According to a previous report from the Inquisitr, there are several ways to find out where Santa is by using the NORAD Santa Tracker. Use the interactive online site, a smartphone app for iPhone or Android smartphones, or by calling 1-877-HI-NORAD to speak to one of the 1,250 volunteers who man the phone lines on Christmas Eve.

NORAD is also keeping kids (and parents) up-t0-date with information on the latest whereabouts of the St. Nick on their social media sites, including Facebook, Twitter, and YouTube.

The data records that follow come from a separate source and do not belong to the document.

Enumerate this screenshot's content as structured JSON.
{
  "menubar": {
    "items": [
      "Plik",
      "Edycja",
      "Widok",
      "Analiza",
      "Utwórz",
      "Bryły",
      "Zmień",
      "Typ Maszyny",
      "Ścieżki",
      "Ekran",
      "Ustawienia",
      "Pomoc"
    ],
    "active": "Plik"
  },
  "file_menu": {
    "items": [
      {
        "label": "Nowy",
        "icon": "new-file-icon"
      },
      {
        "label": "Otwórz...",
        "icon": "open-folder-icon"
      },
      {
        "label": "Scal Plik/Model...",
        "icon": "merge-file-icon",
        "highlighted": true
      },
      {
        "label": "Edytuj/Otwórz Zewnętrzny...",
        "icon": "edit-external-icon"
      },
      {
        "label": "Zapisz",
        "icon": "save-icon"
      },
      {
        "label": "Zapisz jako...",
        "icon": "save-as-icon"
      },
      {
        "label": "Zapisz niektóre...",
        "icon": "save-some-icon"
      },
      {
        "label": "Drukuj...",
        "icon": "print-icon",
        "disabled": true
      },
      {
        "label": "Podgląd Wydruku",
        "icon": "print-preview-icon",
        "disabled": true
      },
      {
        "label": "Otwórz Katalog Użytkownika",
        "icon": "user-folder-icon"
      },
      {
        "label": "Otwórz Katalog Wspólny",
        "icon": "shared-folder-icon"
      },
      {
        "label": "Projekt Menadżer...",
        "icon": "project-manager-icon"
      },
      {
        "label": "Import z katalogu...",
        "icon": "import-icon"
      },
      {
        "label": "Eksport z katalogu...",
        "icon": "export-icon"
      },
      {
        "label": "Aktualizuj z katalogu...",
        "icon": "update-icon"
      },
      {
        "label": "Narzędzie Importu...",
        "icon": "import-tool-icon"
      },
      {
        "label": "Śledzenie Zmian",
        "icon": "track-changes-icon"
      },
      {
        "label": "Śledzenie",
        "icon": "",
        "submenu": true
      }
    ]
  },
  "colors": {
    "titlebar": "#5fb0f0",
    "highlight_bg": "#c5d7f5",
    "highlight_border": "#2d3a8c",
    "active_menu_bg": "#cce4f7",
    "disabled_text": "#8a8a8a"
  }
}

The New Hartford reports that after Santa leaves the North Pole, he will have quite a bit of traveling to do before he reaches the U.S.A. Rudolph and the rest of Santa’s reindeer will reportedly travel through Asia, Africa, and Europe before flying across the Atlantic Ocean to drop gifts off in North and South America.

Syracuse.com reports that the tradition of tracking Santa started almost 60 years ago, but NORAD wasn’t the first to start what has now become a yearly trend. Instead, it was an error in a Sears catalog that started it all.

“In 1955 a Sears Roebuck & Co. advertisement misprinted a telephone number for children to call Santa. Instead, kids were put through to the CONAD Commander-in-Chief’s operations “hotline.” The Director of Operations told his staff to check for signs of Santa flying down from the North Pole, and callers were given updates on his location. NORAD took over the tradition in 1958, and has been carrying it on ever since.”

Will you be tracking Santa with your children or grandchildren on Christmas Eve?